3. Comunicar a equipe. Mudança de método de registro exige explicação clara. Funcionários que entendem o motivo da mudança aderem muito mais rápido do que os que recebem apenas uma instrução de "agora é assim".
4. Cadastrar os funcionários. Inserir CPF, dados contratuais e, quando aplicável, a foto de referência para reconhecimento facial.
5. Definir as regras de jornada. Configurar horário contratual, tolerâncias, regras de banco de horas e horas extras. Isso é o que permite que o sistema calcule tudo automaticamente, sem intervenção manual na folha.
A mywork oferece suporte na configuração desde o início, o que reduz o tempo de implantação — na maioria dos casos, a operação entra em funcionamento em menos de uma semana.
Perguntas frequentes sobre ponto eletrônico portátil
O ponto portátil tem a mesma validade legal que o relógio de ponto tradicional?
Sim. Sistemas de ponto portátil baseados em software se enquadram na categoria REP-P criada pela Portaria 671/2021 e têm validade jurídica plena, sem necessidade de acordo coletivo com sindicato. O que define a validade é o atendimento aos requisitos técnicos da portaria — registro do software no INPI, geração de comprovante com assinatura digital e armazenamento de dados auditável.
A empresa pode obrigar o funcionário a usar o celular pessoal para bater ponto?
Não pode, ao menos não sem compensação. A jurisprudência brasileira é consistente no entendimento de que a empresa não pode impor unilateralmente o uso de dispositivo pessoal para fins de trabalho sem reembolso dos custos (dados móveis, desgaste do equipamento). O caminho correto é fornecer o dispositivo, disponibilizar um terminal compartilhado ou oferecer acesso via navegador (ponto web) como alternativa.
O que acontece se o funcionário bater ponto sem internet?
Sistemas com modo offline armazenam a marcação localmente no dispositivo com data, hora e coordenadas GPS. Quando a conexão é restabelecida, os dados são sincronizados automaticamente ao servidor. O registro não se perde e mantém a integridade criptográfica exigida pela legislação.
O reconhecimento facial é obrigatório no ponto portátil?

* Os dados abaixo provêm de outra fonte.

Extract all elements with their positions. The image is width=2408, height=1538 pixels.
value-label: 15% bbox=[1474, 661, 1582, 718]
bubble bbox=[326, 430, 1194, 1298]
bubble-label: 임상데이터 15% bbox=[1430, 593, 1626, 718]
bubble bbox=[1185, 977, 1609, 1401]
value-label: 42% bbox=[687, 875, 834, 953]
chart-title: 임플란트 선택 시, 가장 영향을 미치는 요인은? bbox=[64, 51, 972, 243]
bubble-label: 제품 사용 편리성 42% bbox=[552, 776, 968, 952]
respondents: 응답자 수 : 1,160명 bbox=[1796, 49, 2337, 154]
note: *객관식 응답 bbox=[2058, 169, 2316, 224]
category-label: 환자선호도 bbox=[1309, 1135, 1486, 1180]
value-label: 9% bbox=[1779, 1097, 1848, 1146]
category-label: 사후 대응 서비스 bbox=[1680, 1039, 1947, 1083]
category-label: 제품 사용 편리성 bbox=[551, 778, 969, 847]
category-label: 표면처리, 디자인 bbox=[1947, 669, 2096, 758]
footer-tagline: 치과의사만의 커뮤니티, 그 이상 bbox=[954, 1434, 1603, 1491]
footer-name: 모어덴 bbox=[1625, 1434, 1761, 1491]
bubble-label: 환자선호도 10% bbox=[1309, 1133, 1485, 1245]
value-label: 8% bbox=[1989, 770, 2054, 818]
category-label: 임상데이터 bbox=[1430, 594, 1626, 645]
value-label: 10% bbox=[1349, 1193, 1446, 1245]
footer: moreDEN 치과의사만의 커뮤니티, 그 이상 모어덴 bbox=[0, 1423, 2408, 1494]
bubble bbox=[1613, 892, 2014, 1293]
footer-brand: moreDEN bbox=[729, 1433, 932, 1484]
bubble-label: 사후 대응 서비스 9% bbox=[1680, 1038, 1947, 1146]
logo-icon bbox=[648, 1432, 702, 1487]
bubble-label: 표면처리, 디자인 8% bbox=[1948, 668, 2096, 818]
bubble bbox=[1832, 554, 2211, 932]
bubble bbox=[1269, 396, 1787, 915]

Não. É uma funcionalidade opcional que a empresa pode habilitar ou não. A Portaria 671 não exige nenhum método específico de identificação do trabalhador no REP-P — os mais comuns são senha/PIN, foto simples e reconhecimento facial. Cada empresa escolhe o nível de segurança que faz sentido para sua operação e perfil de equipe.
Posso usar o mesmo sistema para funcionários internos e externos?
Sim. Os melhores sistemas de controle de ponto eletrônico permitem configurar regras diferentes por grupo de funcionários dentro da mesma conta. Funcionários internos podem registrar via tablet fixo na recepção; equipes de campo usam o app no celular com geolocalização ativa. Tudo consolidado no mesmo painel para o gestor de RH.